Any bts army here who's free to talk? I know this isn't the best place to talk but I've got no choice. My mom's sitting across my room and she's watching me doing my homework. She doesn't want me to listen to any bts songs or get involve with kpop(specifically bts) 'cause she thinks it distracts me from doing a great job in school when she's the actual reason why I'm loosing control over myself. She always talks about my body in EVERY argument. I'm too fat, too tall etc. Namjoon is and has been my comfort idol since I stanned them and I still listen to 'mono' when I'm alone. Whenever I see the moon, I've always thought that it's Namjoon(when I see a blue moon, I always think of Jonghyun from SHINee) then I'll start talking about how my day went and after that, I'll ask myself if I love myself(of course it's a no) I'm like- THE most quiet person but I talk a lot when I'm alone. Anyways- the thing is that I just don't know how to deal with this. I feel like I should run but a part of me wants to stay. Another part of me wants to k!ll myself one day but I also want to meet BTS or even just Namjoon before I d!e. I'm 13 and people underestimate me but it won't stop me from doing what I love(well, except if my mom knows)

Respuesta :

Answer:

Ok dont hurt yourself your mom loves u but doesn't know how to show it .My moms the same and I understand sometimes life is hard and u feel like everybody hate u or u don't like yourself but remember god love u and be strong ok Dont Run Away ok

Love you

Stay safe

Y0m1

I completely understand you! Everyone's chapters is different.
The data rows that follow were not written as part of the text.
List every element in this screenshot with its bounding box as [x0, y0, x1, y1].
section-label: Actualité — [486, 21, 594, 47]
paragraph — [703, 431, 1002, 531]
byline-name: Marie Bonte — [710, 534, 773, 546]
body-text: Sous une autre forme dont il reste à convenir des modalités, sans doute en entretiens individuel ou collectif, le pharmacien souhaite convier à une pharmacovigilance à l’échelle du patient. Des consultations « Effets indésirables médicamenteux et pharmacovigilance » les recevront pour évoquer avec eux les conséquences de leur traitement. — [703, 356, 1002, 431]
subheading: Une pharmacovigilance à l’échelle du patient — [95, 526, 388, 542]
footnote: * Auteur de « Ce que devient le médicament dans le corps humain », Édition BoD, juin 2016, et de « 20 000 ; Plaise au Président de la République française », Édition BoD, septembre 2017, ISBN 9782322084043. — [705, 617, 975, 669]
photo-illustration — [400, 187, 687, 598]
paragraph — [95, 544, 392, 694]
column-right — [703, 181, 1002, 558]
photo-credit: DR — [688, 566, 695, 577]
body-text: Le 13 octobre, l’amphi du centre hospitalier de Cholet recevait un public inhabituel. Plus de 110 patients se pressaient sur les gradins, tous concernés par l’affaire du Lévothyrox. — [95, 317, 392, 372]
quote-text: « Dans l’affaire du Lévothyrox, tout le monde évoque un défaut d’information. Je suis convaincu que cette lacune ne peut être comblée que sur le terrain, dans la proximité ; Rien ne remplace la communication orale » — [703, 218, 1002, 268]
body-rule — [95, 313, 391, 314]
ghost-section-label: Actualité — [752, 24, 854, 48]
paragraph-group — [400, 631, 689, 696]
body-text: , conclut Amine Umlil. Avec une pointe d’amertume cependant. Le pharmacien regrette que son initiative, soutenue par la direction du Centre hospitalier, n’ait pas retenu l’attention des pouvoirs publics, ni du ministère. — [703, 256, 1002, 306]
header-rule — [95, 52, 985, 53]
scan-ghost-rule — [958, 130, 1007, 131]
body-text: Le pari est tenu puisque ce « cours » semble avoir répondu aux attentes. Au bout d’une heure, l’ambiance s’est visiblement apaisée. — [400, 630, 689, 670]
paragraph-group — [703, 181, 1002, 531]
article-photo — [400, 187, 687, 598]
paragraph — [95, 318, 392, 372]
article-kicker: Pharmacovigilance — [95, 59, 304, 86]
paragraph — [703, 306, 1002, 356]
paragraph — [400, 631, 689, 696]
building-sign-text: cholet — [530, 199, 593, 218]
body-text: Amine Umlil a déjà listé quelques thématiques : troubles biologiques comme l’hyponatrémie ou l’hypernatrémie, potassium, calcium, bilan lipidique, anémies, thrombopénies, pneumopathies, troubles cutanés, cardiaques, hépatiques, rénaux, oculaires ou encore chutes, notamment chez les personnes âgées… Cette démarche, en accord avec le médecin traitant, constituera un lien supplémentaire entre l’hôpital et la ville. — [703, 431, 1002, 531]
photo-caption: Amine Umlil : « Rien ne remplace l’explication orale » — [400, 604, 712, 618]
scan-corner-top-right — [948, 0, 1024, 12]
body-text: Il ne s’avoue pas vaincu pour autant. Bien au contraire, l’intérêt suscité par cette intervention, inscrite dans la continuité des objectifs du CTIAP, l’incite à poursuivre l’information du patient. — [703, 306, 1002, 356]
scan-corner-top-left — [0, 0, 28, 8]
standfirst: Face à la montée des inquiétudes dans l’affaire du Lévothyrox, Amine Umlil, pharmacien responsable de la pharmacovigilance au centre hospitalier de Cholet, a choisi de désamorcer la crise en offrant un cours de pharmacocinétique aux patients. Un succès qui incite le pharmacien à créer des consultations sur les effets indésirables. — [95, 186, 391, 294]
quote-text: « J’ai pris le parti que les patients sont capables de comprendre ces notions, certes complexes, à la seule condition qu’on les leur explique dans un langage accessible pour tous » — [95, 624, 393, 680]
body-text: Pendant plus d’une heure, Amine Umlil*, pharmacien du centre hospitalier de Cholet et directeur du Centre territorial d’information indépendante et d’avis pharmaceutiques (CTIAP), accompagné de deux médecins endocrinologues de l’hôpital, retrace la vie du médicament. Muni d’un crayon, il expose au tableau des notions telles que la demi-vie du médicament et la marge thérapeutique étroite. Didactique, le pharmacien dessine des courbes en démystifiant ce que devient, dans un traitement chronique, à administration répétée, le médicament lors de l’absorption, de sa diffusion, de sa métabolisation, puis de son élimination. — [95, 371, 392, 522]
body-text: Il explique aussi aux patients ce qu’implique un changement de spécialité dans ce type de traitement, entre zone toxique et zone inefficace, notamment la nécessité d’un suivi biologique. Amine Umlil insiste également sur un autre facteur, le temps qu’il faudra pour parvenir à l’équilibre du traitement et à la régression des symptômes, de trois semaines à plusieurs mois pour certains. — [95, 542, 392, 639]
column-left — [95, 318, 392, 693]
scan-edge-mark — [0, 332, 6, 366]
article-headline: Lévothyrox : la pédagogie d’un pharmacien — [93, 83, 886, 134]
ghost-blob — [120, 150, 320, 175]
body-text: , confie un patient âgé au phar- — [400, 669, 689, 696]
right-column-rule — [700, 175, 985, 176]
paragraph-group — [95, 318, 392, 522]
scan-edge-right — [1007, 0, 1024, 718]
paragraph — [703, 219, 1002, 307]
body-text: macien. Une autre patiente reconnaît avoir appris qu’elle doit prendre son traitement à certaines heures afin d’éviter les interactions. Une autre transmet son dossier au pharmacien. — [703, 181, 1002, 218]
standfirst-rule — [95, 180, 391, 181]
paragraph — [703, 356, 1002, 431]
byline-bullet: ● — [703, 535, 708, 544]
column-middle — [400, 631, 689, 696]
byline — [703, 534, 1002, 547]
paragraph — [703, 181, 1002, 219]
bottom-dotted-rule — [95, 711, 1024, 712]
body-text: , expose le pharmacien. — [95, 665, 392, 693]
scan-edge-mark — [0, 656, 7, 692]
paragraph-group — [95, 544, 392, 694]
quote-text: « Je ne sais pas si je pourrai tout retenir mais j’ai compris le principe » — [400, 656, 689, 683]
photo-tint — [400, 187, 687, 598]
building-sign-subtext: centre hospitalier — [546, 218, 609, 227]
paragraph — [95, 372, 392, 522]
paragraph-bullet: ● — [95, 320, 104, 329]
Hold it in, trust me Namjoon, BTS, other kpop groups and someone here on Earth even me wants you alive. Even, if you don't know it you could be helping someone emotionally, physcially ,the smallest way. I'm glad, you are strong keep on going girl! It doesn't matter about your body count, let people judge then show them that your better than that, and you shouldn't judge by someone's apperance.